Critical Fortinet FortiClientEMS Flaw Allows Unauthenticated Remote Code Execution

Attackers are already exploiting a critical vulnerability in Fortinet's FortiClientEMS that requires no credentials and no user interaction to compromise enterprise security infrastructure, placing security teams on emergency footing as the business week begins.

The flaw, tracked as CVE-2026-35616, stems from improper access control in specific API endpoints within FortiClientEMS versions 7.4.5 and 7.4.6. An unauthenticated attacker needs only to send specially crafted network requests to a vulnerable server to execute arbitrary commands under the service account running the affected software. Depending on that account's privileges, an attacker could install malicious programs, view or alter sensitive data, or create new administrative accounts, effectively seizing control of the management plane that governs endpoint security across an entire organization.

The blast radius is unusually wide. FortiClientEMS is a centralized platform organizations use to deploy and enforce security policies across thousands of endpoints simultaneously. Compromise of the server does not merely affect one machine; it hands an attacker controls for an entire fleet. From that position, threat actors could disable security software on managed endpoints, pivot deeper into corporate networks, establish persistence across distributed environments, and stage data-exfiltration operations that can take weeks to detect.

The Center for Internet Security issued its advisory on April 4, framing CVE-2026-35616 as an urgent priority for government agencies and large enterprise defenders. Fortinet confirmed it has observed exploitation in the wild, a disclosure that moves the remediation timeline from planned maintenance to emergency action. Threat-intelligence vendors and security researchers noted that FortiClientEMS deployments frequently face the internet, particularly in organizations with remote workforces requiring centrally managed endpoint controls, making exposed instances straightforward targets for both opportunistic and sophisticated threat actors.
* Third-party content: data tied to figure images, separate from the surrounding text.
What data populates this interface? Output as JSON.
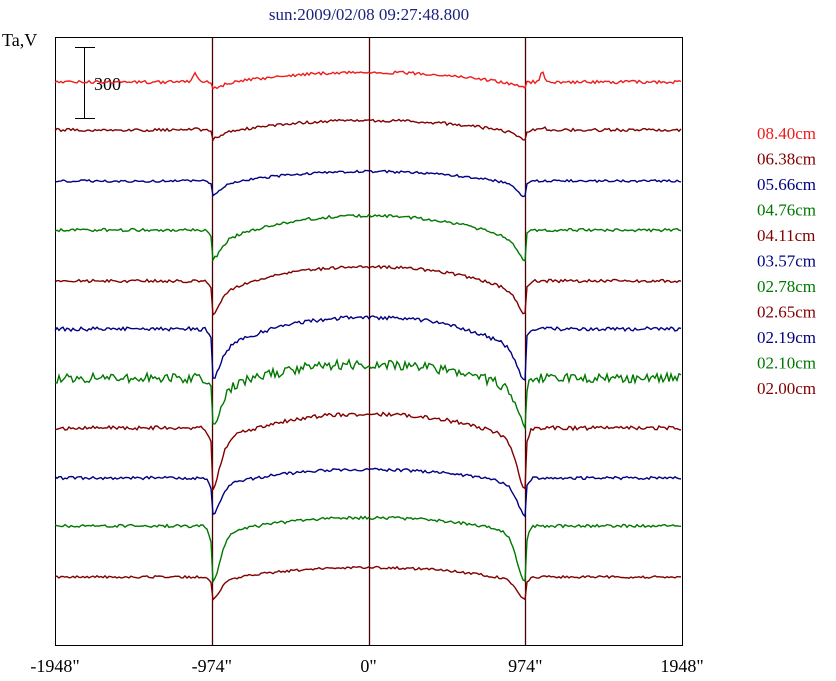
{
  "chart_data": {
    "type": "line",
    "title": "sun:2009/02/08 09:27:48.800",
    "ylabel": "Ta,V",
    "scale_bar_label": "300",
    "scale_bar_value": 300,
    "xlim": [
      -1948,
      1948
    ],
    "x_ticks": [
      {
        "value": -1948,
        "label": "-1948\""
      },
      {
        "value": -974,
        "label": "-974\""
      },
      {
        "value": 0,
        "label": "0\""
      },
      {
        "value": 974,
        "label": "974\""
      },
      {
        "value": 1948,
        "label": "1948\""
      }
    ],
    "vertical_lines": [
      -974,
      0,
      974
    ],
    "colors": {
      "title": "#1a237e",
      "axes": "#000000",
      "guide": "#4a0000"
    },
    "series": [
      {
        "name": "08.40cm",
        "color": "#ee1c1c",
        "offset": 82,
        "depth": 8,
        "limb": 2,
        "noise": 1.5,
        "prelimb": 9
      },
      {
        "name": "06.38cm",
        "color": "#800000",
        "offset": 130,
        "depth": 9,
        "limb": 4,
        "noise": 1.5,
        "prelimb": 3
      },
      {
        "name": "05.66cm",
        "color": "#000080",
        "offset": 181,
        "depth": 10,
        "limb": 10,
        "noise": 1.2,
        "prelimb": 0
      },
      {
        "name": "04.76cm",
        "color": "#007800",
        "offset": 230,
        "depth": 28,
        "limb": 15,
        "noise": 1.5,
        "prelimb": 0
      },
      {
        "name": "04.11cm",
        "color": "#800000",
        "offset": 281,
        "depth": 28,
        "limb": 18,
        "noise": 1.5,
        "prelimb": 0
      },
      {
        "name": "03.57cm",
        "color": "#000080",
        "offset": 329,
        "depth": 48,
        "limb": 25,
        "noise": 2.0,
        "prelimb": 0
      },
      {
        "name": "02.78cm",
        "color": "#007800",
        "offset": 378,
        "depth": 30,
        "limb": 30,
        "noise": 5.0,
        "prelimb": 0
      },
      {
        "name": "02.65cm",
        "color": "#800000",
        "offset": 428,
        "depth": 30,
        "limb": 45,
        "noise": 2.0,
        "prelimb": 0
      },
      {
        "name": "02.19cm",
        "color": "#000080",
        "offset": 478,
        "depth": 18,
        "limb": 28,
        "noise": 1.5,
        "prelimb": 0
      },
      {
        "name": "02.10cm",
        "color": "#007800",
        "offset": 526,
        "depth": 19,
        "limb": 46,
        "noise": 1.5,
        "prelimb": 0
      },
      {
        "name": "02.00cm",
        "color": "#800000",
        "offset": 577,
        "depth": 10,
        "limb": 17,
        "noise": 1.2,
        "prelimb": 0
      }
    ]
  }
}
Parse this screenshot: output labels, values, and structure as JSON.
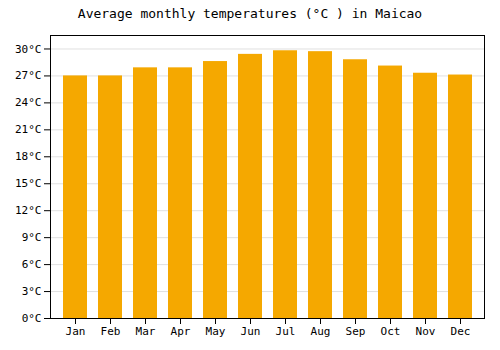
{
  "chart_data": {
    "type": "bar",
    "title": "Average monthly temperatures (°C ) in Maicao",
    "categories": [
      "Jan",
      "Feb",
      "Mar",
      "Apr",
      "May",
      "Jun",
      "Jul",
      "Aug",
      "Sep",
      "Oct",
      "Nov",
      "Dec"
    ],
    "values": [
      27.0,
      27.0,
      27.9,
      27.9,
      28.6,
      29.4,
      29.8,
      29.7,
      28.8,
      28.1,
      27.3,
      27.1
    ],
    "color": "#F5A800",
    "ylim": [
      0,
      31.5
    ],
    "yticks": [
      {
        "value": 0,
        "label": "0°C"
      },
      {
        "value": 3,
        "label": "3°C"
      },
      {
        "value": 6,
        "label": "6°C"
      },
      {
        "value": 9,
        "label": "9°C"
      },
      {
        "value": 12,
        "label": "12°C"
      },
      {
        "value": 15,
        "label": "15°C"
      },
      {
        "value": 18,
        "label": "18°C"
      },
      {
        "value": 21,
        "label": "21°C"
      },
      {
        "value": 24,
        "label": "24°C"
      },
      {
        "value": 27,
        "label": "27°C"
      },
      {
        "value": 30,
        "label": "30°C"
      }
    ],
    "grid": true
  }
}
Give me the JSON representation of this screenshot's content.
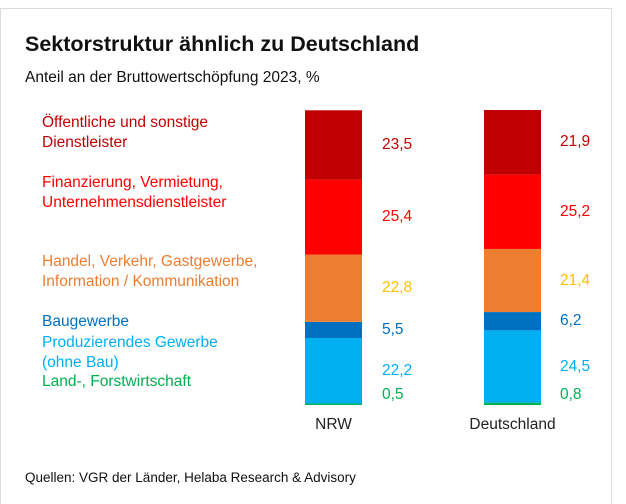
{
  "chart_data": {
    "type": "stacked_bar",
    "title": "Sektorstruktur ähnlich zu Deutschland",
    "subtitle": "Anteil an der Bruttowertschöpfung 2023, %",
    "source": "Quellen: VGR der Länder, Helaba Research & Advisory",
    "categories": [
      "NRW",
      "Deutschland"
    ],
    "ylim": [
      0,
      100
    ],
    "series": [
      {
        "name": "Land-, Forstwirtschaft",
        "color": "#00b050",
        "label_color": "#00b050",
        "values": [
          0.5,
          0.8
        ],
        "value_labels": [
          "0,5",
          "0,8"
        ]
      },
      {
        "name": "Produzierendes Gewerbe\n(ohne Bau)",
        "color": "#00b0f0",
        "label_color": "#00b0f0",
        "values": [
          22.2,
          24.5
        ],
        "value_labels": [
          "22,2",
          "24,5"
        ]
      },
      {
        "name": "Baugewerbe",
        "color": "#0070c0",
        "label_color": "#0070c0",
        "values": [
          5.5,
          6.2
        ],
        "value_labels": [
          "5,5",
          "6,2"
        ]
      },
      {
        "name": "Handel, Verkehr, Gastgewerbe,\nInformation / Kommunikation",
        "color": "#ed7d31",
        "label_color": "#ffc000",
        "values": [
          22.8,
          21.4
        ],
        "value_labels": [
          "22,8",
          "21,4"
        ]
      },
      {
        "name": "Finanzierung, Vermietung,\nUnternehmensdienstleister",
        "color": "#ff0000",
        "label_color": "#ff0000",
        "values": [
          25.4,
          25.2
        ],
        "value_labels": [
          "25,4",
          "25,2"
        ]
      },
      {
        "name": "Öffentliche und sonstige\nDienstleister",
        "color": "#c00000",
        "label_color": "#c00000",
        "values": [
          23.5,
          21.9
        ],
        "value_labels": [
          "23,5",
          "21,9"
        ]
      }
    ]
  }
}
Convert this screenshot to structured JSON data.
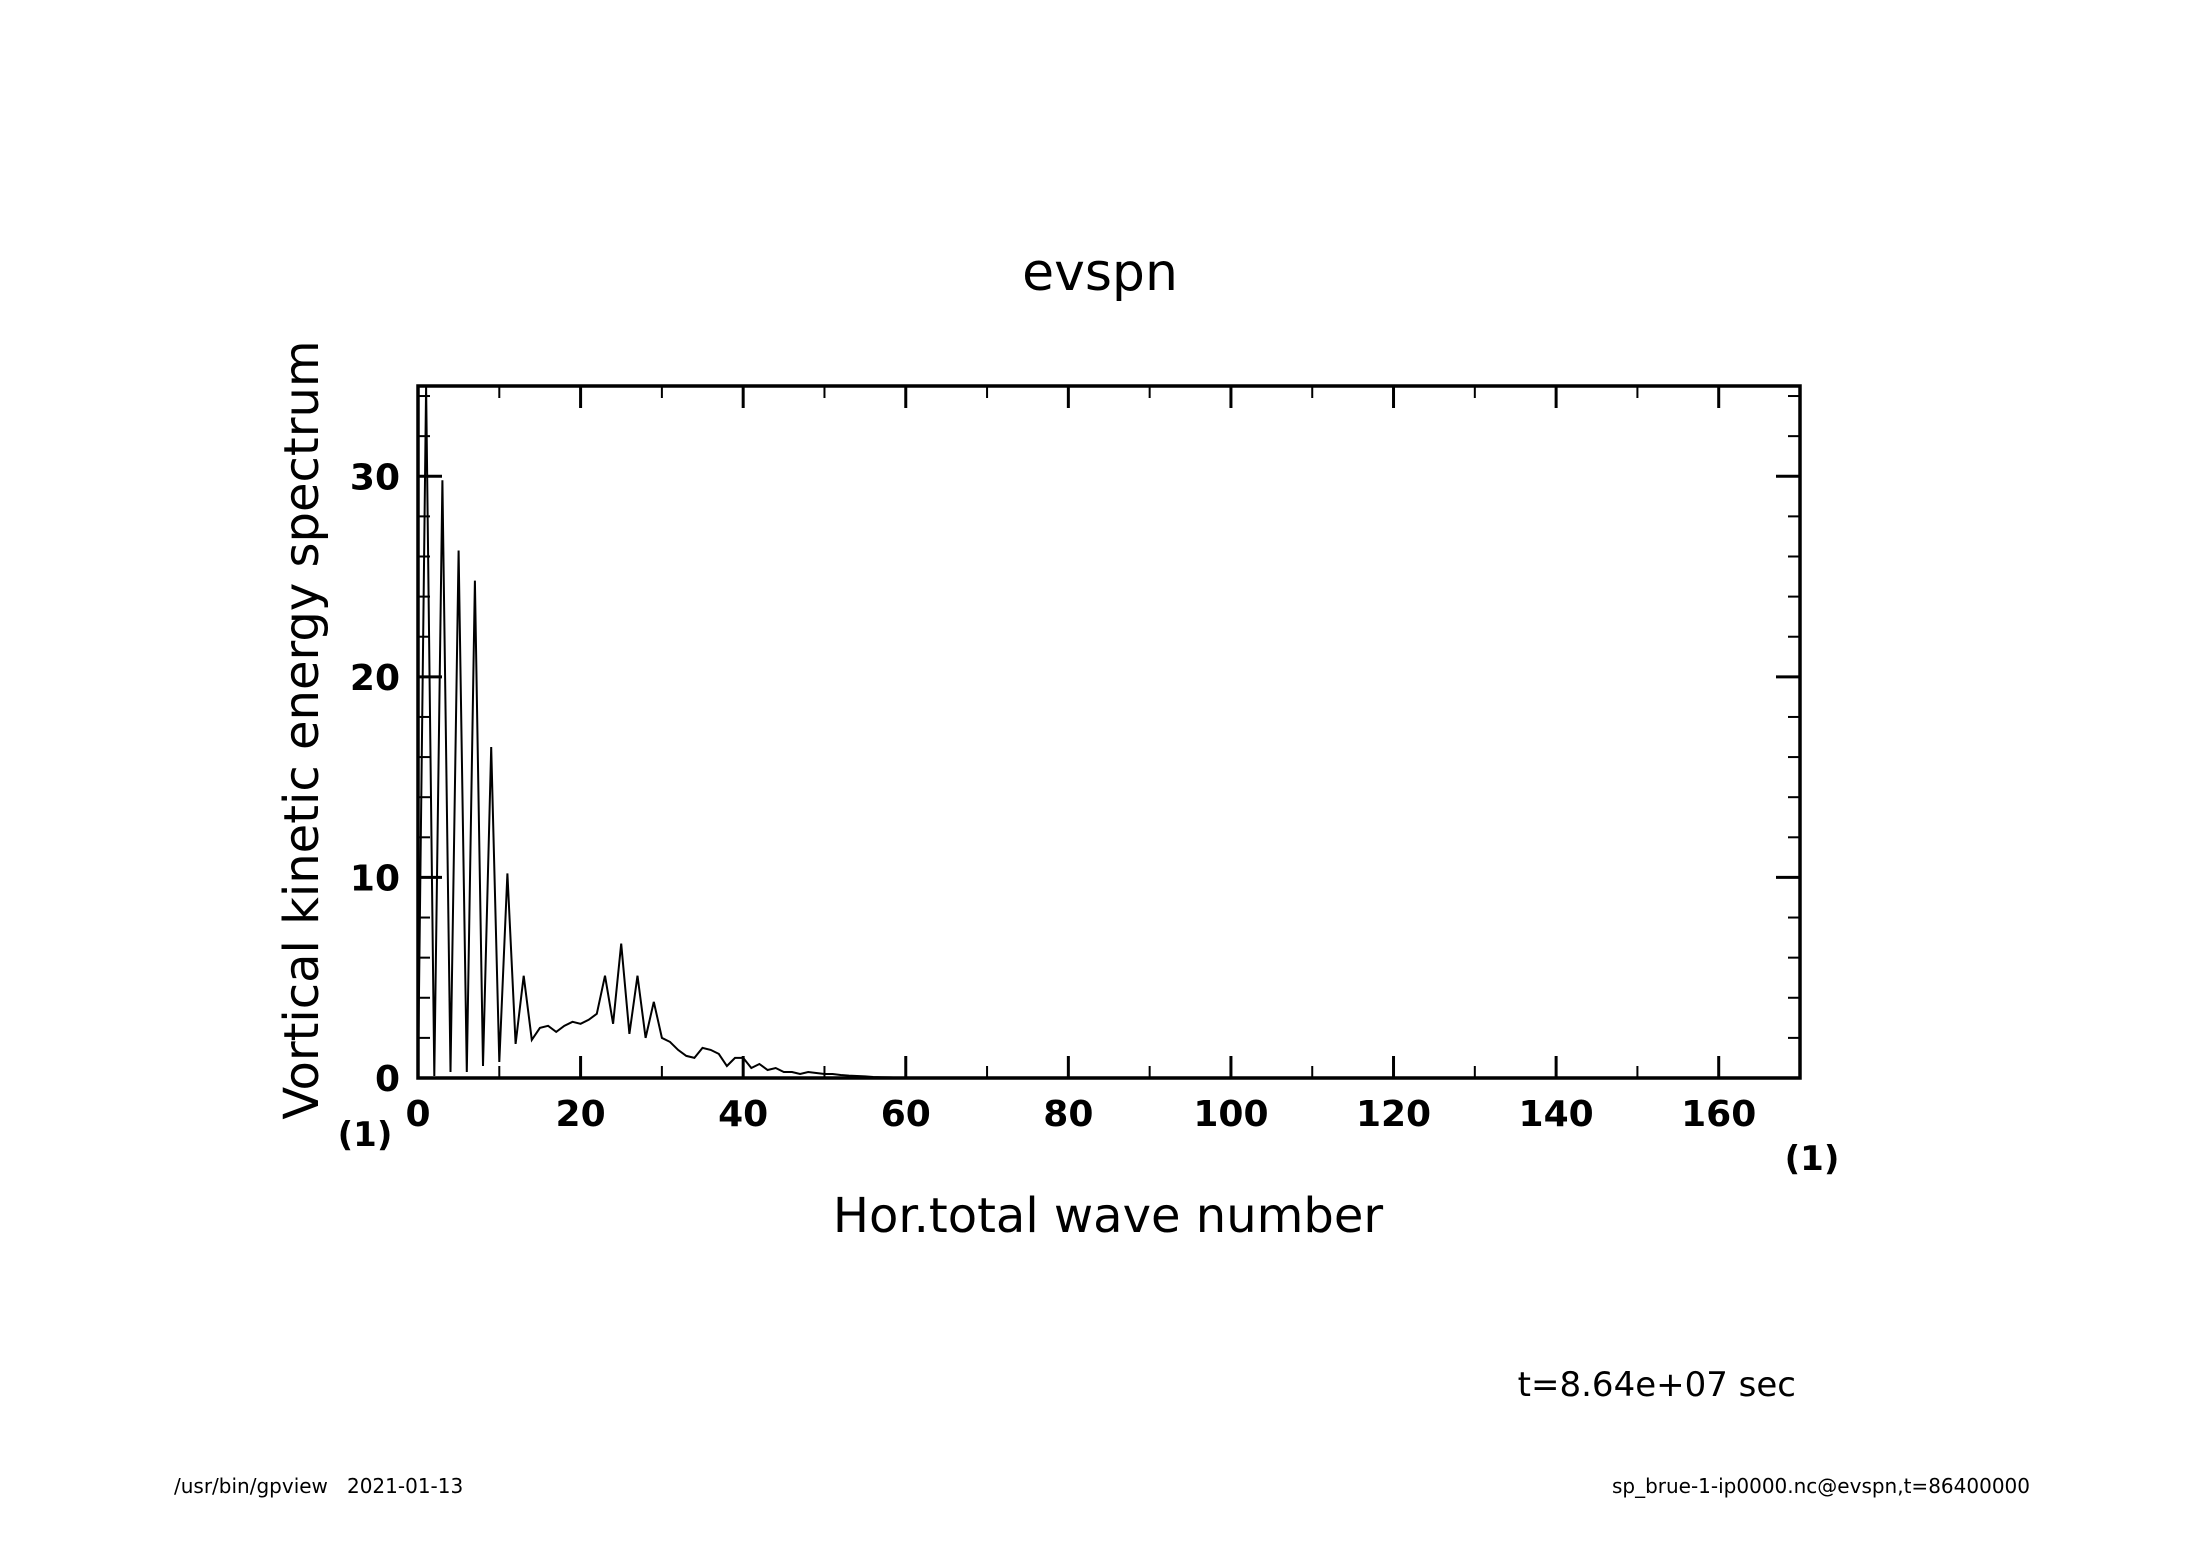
{
  "chart_data": {
    "type": "line",
    "title": "evspn",
    "xlabel": "Hor.total wave number",
    "ylabel": "Vortical kinetic energy spectrum",
    "x_unit": "(1)",
    "y_unit": "(1)",
    "xlim": [
      0,
      170
    ],
    "ylim": [
      0,
      34.5
    ],
    "x_ticks": [
      0,
      20,
      40,
      60,
      80,
      100,
      120,
      140,
      160
    ],
    "y_ticks": [
      0,
      10,
      20,
      30
    ],
    "grid": false,
    "line_color": "#000000",
    "series": [
      {
        "x": [
          0,
          1,
          2,
          3,
          4,
          5,
          6,
          7,
          8,
          9,
          10,
          11,
          12,
          13,
          14,
          15,
          16,
          17,
          18,
          19,
          20,
          21,
          22,
          23,
          24,
          25,
          26,
          27,
          28,
          29,
          30,
          31,
          32,
          33,
          34,
          35,
          36,
          37,
          38,
          39,
          40,
          41,
          42,
          43,
          44,
          45,
          46,
          47,
          48,
          49,
          50,
          51,
          52,
          53,
          54,
          55,
          56,
          57,
          58,
          59,
          60,
          62,
          64,
          66,
          68,
          70,
          80,
          90,
          100,
          110,
          120,
          130,
          140,
          150,
          160,
          170
        ],
        "y": [
          0,
          34.5,
          0.1,
          29.8,
          0.3,
          26.3,
          0.3,
          24.8,
          0.6,
          16.5,
          0.8,
          10.2,
          1.7,
          5.1,
          1.9,
          2.5,
          2.6,
          2.3,
          2.6,
          2.8,
          2.7,
          2.9,
          3.2,
          5.1,
          2.7,
          6.7,
          2.2,
          5.1,
          2.0,
          3.8,
          2.0,
          1.8,
          1.4,
          1.1,
          1.0,
          1.5,
          1.4,
          1.2,
          0.6,
          1.0,
          1.0,
          0.5,
          0.7,
          0.4,
          0.5,
          0.3,
          0.3,
          0.2,
          0.3,
          0.25,
          0.2,
          0.2,
          0.15,
          0.12,
          0.1,
          0.08,
          0.05,
          0.04,
          0.03,
          0.02,
          0.02,
          0.01,
          0.01,
          0.01,
          0.01,
          0.01,
          0,
          0,
          0,
          0,
          0,
          0,
          0,
          0,
          0,
          0
        ]
      }
    ]
  },
  "annotations": {
    "time": "t=8.64e+07 sec",
    "footer_left": "/usr/bin/gpview   2021-01-13",
    "footer_right": "sp_brue-1-ip0000.nc@evspn,t=86400000"
  }
}
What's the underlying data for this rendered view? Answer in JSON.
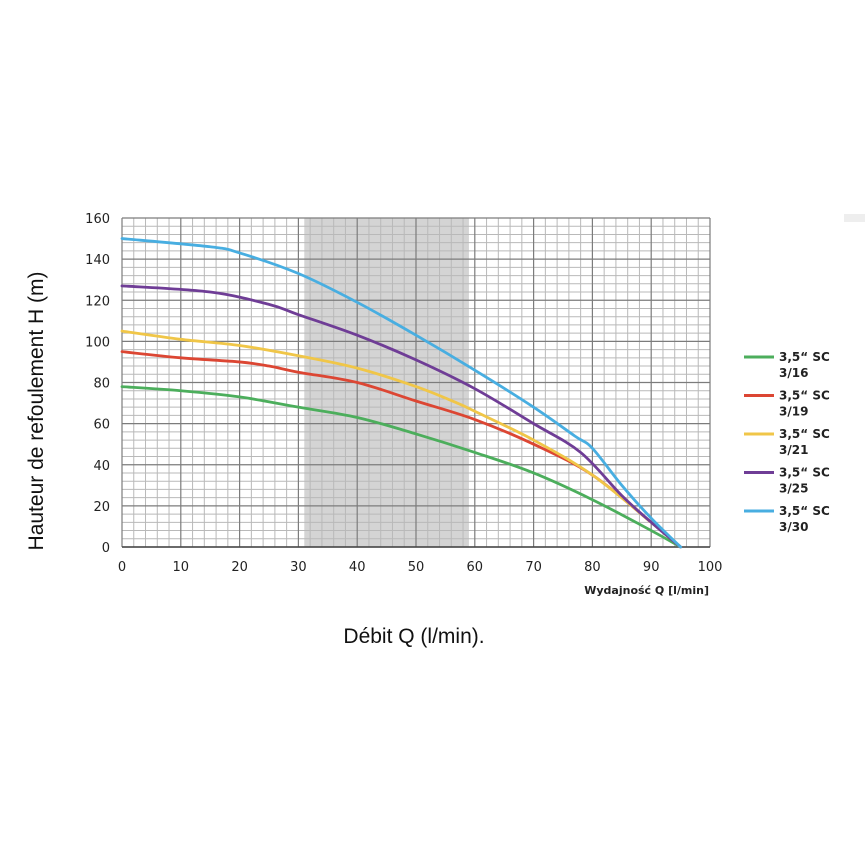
{
  "chart_data": {
    "type": "line",
    "xlabel": "Wydajność Q [l/min]",
    "ylabel": "Hauteur de refoulement H (m)",
    "caption": "Débit Q (l/min).",
    "xlim": [
      0,
      100
    ],
    "ylim": [
      0,
      160
    ],
    "x_ticks": [
      "0",
      "10",
      "20",
      "30",
      "40",
      "50",
      "60",
      "70",
      "80",
      "90",
      "100"
    ],
    "y_ticks": [
      "0",
      "20",
      "40",
      "60",
      "80",
      "100",
      "120",
      "140",
      "160"
    ],
    "grid": true,
    "shaded_range": [
      31,
      59
    ],
    "legend_position": "right",
    "series": [
      {
        "name_line1": "3,5“ SC",
        "name_line2": "3/16",
        "color": "#4cae5c",
        "points": [
          [
            0,
            78
          ],
          [
            10,
            76
          ],
          [
            20,
            73
          ],
          [
            30,
            68
          ],
          [
            40,
            63
          ],
          [
            50,
            55
          ],
          [
            60,
            46
          ],
          [
            70,
            36
          ],
          [
            80,
            23
          ],
          [
            90,
            8
          ],
          [
            95,
            0
          ]
        ]
      },
      {
        "name_line1": "3,5“ SC",
        "name_line2": "3/19",
        "color": "#dc4633",
        "points": [
          [
            0,
            95
          ],
          [
            10,
            92
          ],
          [
            20,
            90
          ],
          [
            25,
            88
          ],
          [
            30,
            85
          ],
          [
            40,
            80
          ],
          [
            50,
            71
          ],
          [
            60,
            62
          ],
          [
            70,
            50
          ],
          [
            80,
            35
          ],
          [
            90,
            12
          ],
          [
            95,
            0
          ]
        ]
      },
      {
        "name_line1": "3,5“ SC",
        "name_line2": "3/21",
        "color": "#f0c648",
        "points": [
          [
            0,
            105
          ],
          [
            10,
            101
          ],
          [
            20,
            98
          ],
          [
            30,
            93
          ],
          [
            40,
            87
          ],
          [
            50,
            78
          ],
          [
            57,
            70
          ],
          [
            60,
            66
          ],
          [
            70,
            52
          ],
          [
            80,
            35
          ],
          [
            90,
            12
          ],
          [
            95,
            0
          ]
        ]
      },
      {
        "name_line1": "3,5“ SC",
        "name_line2": "3/25",
        "color": "#6f3d96",
        "points": [
          [
            0,
            127
          ],
          [
            15,
            124
          ],
          [
            25,
            118
          ],
          [
            30,
            113
          ],
          [
            40,
            103
          ],
          [
            50,
            91
          ],
          [
            60,
            77
          ],
          [
            70,
            60
          ],
          [
            78,
            46
          ],
          [
            85,
            25
          ],
          [
            90,
            12
          ],
          [
            95,
            0
          ]
        ]
      },
      {
        "name_line1": "3,5“ SC",
        "name_line2": "3/30",
        "color": "#48aee1",
        "points": [
          [
            0,
            150
          ],
          [
            15,
            146
          ],
          [
            20,
            143
          ],
          [
            30,
            133
          ],
          [
            40,
            119
          ],
          [
            50,
            103
          ],
          [
            60,
            86
          ],
          [
            70,
            68
          ],
          [
            77,
            54
          ],
          [
            80,
            48
          ],
          [
            85,
            30
          ],
          [
            90,
            14
          ],
          [
            95,
            0
          ]
        ]
      }
    ]
  }
}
The path forward is sequential and time-sensitive. Security teams should apply Fortinet's emergency hotfix immediately after validating it in a controlled environment, then schedule an upgrade to version 7.4.7 or above once that release is available. Alongside patching, security operations centers need to pull logs from FortiClientEMS servers and hunt for anomalous API calls, unexpected account-creation events, and lateral-movement indicators that would signal a foothold has already been established. Any system showing signs of compromise should be isolated before remediation begins. Organizations detecting suspicious activity should initiate standard incident-response protocols; government and critical-infrastructure operators should also report to CISA.

The pre-authentication nature of this vulnerability is what separates it from a routine patching obligation. No credentials, no social engineering, and no insider access are required: a single network request to an exposed server is sufficient to begin an intrusion. In environments where patch cycles stretch across weeks, that window is long enough for adversaries to move laterally, exfiltrate data, and establish redundant persistence before detection. CIS's advisory is unambiguous: this is not a task to queue for the next change-management cycle. Organizations running vulnerable FortiClientEMS versions are operating with an open door, and the only responsible response is to close it before the next business day is out.